Ce que peut faire un couple aujourd’hui
Sans réforme votée, il n’y a aucune action urgente à entreprendre. Le statu quo reste favorable au conjoint survivant. Trois réflexes restent toutefois utiles.
- Vérifier le relevé de points Agirc-Arrco du futur défunt. Plus le total est élevé, plus la réversion sera substantielle. Un trimestre oublié, une période de chômage non déclarée ou un changement d’employeur mal pris en compte peuvent faire perdre plusieurs centaines d’euros annuels.
- Anticiper la demande. La règle des 12 mois reste impérative en cas de décès. Une demande tardive entraîne la perte définitive des mois écoulés.
- Enfin, pour les couples non mariés, garder en tête que l’Agirc-Arrco reste fermée au PACS et au concubinage.

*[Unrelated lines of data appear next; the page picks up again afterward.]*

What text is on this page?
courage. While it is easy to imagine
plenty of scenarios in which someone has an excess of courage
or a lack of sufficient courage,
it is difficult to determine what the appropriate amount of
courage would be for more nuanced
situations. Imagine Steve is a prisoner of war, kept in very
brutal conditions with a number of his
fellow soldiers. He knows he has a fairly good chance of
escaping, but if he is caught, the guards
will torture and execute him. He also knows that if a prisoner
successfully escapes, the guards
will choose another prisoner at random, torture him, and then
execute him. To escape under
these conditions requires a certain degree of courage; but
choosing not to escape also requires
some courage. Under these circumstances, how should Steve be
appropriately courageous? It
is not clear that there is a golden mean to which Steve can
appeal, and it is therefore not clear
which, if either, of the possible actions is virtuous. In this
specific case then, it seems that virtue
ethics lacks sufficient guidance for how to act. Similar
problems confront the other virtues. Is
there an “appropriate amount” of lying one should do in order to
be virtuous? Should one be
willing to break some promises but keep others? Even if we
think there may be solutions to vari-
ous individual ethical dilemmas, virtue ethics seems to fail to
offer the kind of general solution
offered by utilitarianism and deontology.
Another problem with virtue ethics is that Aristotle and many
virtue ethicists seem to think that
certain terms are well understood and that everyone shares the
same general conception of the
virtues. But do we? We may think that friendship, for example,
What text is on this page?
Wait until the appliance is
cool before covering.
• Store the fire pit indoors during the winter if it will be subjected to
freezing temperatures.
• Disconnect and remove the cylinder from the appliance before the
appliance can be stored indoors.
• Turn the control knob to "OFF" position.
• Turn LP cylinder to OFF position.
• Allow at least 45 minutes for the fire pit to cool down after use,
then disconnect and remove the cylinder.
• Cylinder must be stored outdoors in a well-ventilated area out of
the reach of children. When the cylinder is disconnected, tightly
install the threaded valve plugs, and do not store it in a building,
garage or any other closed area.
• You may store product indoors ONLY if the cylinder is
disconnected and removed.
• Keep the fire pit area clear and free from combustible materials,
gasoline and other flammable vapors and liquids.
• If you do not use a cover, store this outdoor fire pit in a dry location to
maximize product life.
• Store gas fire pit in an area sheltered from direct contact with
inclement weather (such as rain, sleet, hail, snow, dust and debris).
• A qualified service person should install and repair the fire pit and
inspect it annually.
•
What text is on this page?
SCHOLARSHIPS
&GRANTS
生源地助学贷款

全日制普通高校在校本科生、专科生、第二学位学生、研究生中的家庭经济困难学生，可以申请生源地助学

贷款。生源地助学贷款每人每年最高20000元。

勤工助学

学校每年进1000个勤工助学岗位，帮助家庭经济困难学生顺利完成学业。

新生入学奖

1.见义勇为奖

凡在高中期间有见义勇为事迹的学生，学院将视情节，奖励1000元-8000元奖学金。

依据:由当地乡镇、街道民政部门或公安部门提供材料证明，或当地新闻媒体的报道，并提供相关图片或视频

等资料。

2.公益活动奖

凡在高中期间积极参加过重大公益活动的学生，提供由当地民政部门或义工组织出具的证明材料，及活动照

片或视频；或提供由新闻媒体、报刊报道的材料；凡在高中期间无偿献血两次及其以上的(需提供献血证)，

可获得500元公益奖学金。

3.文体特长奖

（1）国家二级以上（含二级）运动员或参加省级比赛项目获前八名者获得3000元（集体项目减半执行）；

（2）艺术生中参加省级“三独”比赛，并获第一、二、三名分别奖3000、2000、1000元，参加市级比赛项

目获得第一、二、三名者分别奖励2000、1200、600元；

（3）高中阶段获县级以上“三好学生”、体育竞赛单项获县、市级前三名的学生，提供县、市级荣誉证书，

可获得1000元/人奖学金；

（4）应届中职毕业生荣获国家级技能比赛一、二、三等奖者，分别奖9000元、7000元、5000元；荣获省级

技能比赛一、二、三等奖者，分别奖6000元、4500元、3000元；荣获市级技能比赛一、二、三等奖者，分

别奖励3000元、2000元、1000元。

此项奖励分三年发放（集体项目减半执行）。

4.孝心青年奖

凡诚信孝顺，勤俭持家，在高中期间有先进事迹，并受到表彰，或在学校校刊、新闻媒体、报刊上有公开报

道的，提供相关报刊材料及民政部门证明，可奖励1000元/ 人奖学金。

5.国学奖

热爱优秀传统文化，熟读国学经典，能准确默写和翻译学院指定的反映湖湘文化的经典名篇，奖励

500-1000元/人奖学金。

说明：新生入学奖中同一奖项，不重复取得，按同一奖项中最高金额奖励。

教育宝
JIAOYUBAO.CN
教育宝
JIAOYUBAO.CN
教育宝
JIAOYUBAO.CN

Si la protection du partenaire est un enjeu central, le mariage demeure la seule voie efficace en 2026.
FAQ
La proratisation Agirc-Arrco est-elle déjà appliquée ?
Non. En juin 2026, aucune proratisation selon la durée du mariage ne s’applique. Le taux reste fixé à 60 % des points du défunt, quelle que soit la durée de l’union. Le projet est étudié au conseil d’administration mais n’a fait l’objet d’aucune décision.
Si la réforme passait, s’appliquerait-elle aux pensions déjà versées ?
Les réformes des retraites prévoient en général une application aux nouvelles pensions liquidées, sans remise en cause des droits déjà ouverts. Mais aucune garantie juridique n’est inscrite pour le moment. Les conjoints déjà titulaires d’une réversion devraient être à l’abri, mais les futurs bénéficiaires pourraient subir les nouvelles règles.
Le PACS sera-t-il ouvert à la réversion Agirc-Arrco ?
C’est une piste évoquée dans le cadre du conclave sur les retraites, en parallèle d’une éventuelle proratisation. Une proposition de loi a été déposée à l’Assemblée nationale en septembre 2025 visant le régime général, mais elle n’a pas été votée. À l’Agirc-Arrco, la décision relève des partenaires sociaux, pas du législateur.
Pourquoi le taux est-il plus élevé à l’Agirc-Arrco (60 %) qu’au régime général (54 %) ?
Le taux Agirc-Arrco a été fixé historiquement à 60 % parce que le régime complémentaire ne prévoit pas de minimum garanti ni de bonifications pour enfants comme le régime général. Le taux plus élevé compense partiellement l’absence de ces mécanismes.
Le remariage fait-il vraiment perdre toute la réversion Agirc-Arrco ?
Oui, et de manière définitive. C’est l’une des règles les plus strictes du dispositif. Un veuf ou une veuve qui se remarie perd immédiatement la réversion Agirc-Arrco. Cette règle vise à éviter le cumul de pensions de réversion issues de plusieurs unions, mais elle pénalise les recompositions familiales tardives.